By the end of the 85th Legislative Session, the so-called “sanctuary cities” bill had regrettably escalated into a “show me your papers” bill.
Senate Bill 4 is an emotionally divisive issue and threatens to disrupt the lives of all our citizens, not only those who are undocumented but also U.S. citizens of Hispanic ethnicity. It becomes effective September 1, and I believe it is critical to highlight the impact it will have on all Texans.
SB 4 is an overreach. It goes too far. Those who have doubts any harmful impact will occur need only look to the last day of session that brought conflict and tension. Peaceful protests occurred at the Capitol that sparked hostility between legislators on the House floor. Assumptions were made that just because protesters looked Hispanic, they must be “illegals” and immigration must be called to question their immigration status. Heated words between legislators were exchanged and confrontation erupted. This behavior proved in an instant exactly what law enforcement and those opposed to SB 4 feared. If this is the behavior and assumptions of educated, well-respected legislators then how will the rest of the state do?

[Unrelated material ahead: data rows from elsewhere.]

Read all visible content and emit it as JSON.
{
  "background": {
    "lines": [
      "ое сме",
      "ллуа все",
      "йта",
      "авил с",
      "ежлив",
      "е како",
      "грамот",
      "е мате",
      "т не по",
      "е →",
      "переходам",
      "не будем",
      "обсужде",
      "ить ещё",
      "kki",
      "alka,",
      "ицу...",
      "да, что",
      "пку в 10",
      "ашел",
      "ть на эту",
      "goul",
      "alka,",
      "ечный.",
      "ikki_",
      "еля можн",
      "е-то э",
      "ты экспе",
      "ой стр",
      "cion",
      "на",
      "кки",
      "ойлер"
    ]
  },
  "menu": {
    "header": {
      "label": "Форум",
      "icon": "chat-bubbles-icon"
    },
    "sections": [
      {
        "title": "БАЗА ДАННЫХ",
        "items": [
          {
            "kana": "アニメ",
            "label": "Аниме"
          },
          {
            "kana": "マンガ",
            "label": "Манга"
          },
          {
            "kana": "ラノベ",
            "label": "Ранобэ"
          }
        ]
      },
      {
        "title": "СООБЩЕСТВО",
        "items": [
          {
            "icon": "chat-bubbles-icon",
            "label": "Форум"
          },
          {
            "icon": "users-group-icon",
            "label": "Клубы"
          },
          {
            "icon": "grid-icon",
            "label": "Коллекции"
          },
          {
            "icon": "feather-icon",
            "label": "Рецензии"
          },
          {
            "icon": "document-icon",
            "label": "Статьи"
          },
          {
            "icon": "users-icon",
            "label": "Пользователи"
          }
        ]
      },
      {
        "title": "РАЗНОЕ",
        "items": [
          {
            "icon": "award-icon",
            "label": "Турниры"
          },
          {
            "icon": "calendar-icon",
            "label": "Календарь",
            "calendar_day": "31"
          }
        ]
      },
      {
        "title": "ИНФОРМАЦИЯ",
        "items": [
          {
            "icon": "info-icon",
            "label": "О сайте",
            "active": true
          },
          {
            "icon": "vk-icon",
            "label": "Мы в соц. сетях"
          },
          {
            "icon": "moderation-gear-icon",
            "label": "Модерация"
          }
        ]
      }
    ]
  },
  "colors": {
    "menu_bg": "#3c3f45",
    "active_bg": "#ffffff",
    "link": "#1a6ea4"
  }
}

There is no doubt our immigration laws are broken, but the problem lies with the federal government. I believe that if an undocumented person commits a crime in our country and is arrested and jailed, that person should be detained and INS notified. Or, if there is a detainer by INS, that detainer should be honored. That person should not be released back into our community. We do not want any person who commits a crime and is a danger to our families, to be set free. However, there are many undocumented persons who have committed no crimes and live peacefully among our communities. The immigrants that are coming into our country are looking for work to support their families and better themselves, and most of them significantly contribute to our local economies and pay taxes. Instead, they are all labeled as criminals and rapists.
But SB 4 is now forcing our local entities and institutions of higher education, both public and private, to enforce federal immigration laws. Law enforcement and college campus police departments are allowed to ask the immigration status of any person under detention or under arrest. A lawful detention includes routine traffic stops, stop and frisk encounters or request for I.D. It does not require an arrest. It will impact law abiding undocumented immigrants and will tear families apart, as some family members are legal residents and some are not. This “show me your papers” mentality is dangerous and will certainly negatively impact our cities and college campuses.
Law enforcement was opposed to SB 4 and is deeply concerned about its ramifications. There will inevitably be bad actors who will overreach and abuse this new power given to them. Officers have testified they are confused about their enforcement authority and lack of proper training. In fact, law enforcement officials can be charged with a crime and be put in jail, while public office holders can be removed for violating SB 4. Also, it takes away from their public safety responsibilities for our communities and will undermine the level of trust and cooperation between immigrant communities and law enforcement; thereby increasing crimes as it makes it difficult for an immigrant to report crimes they have witnessed or crimes committed against them.
The issue of releasing an undocumented person who commits a crime in our country is an easy one to fix. But that is not the purpose of SB 4. Its purpose is to discriminate against Hispanics. Whether it is intentional or not, it is the real-life consequences of SB 4 and dangers will be created for our communities and our families. It allows for different treatment of a person or group of people based on their racial origins. We must be vigilant and do our part to ensure injustices or abuses do not occur with the enforcement of this law. It is my hope that the courts will soon determine this is an overreach of state government and declare that SB 4 is unconstitutional.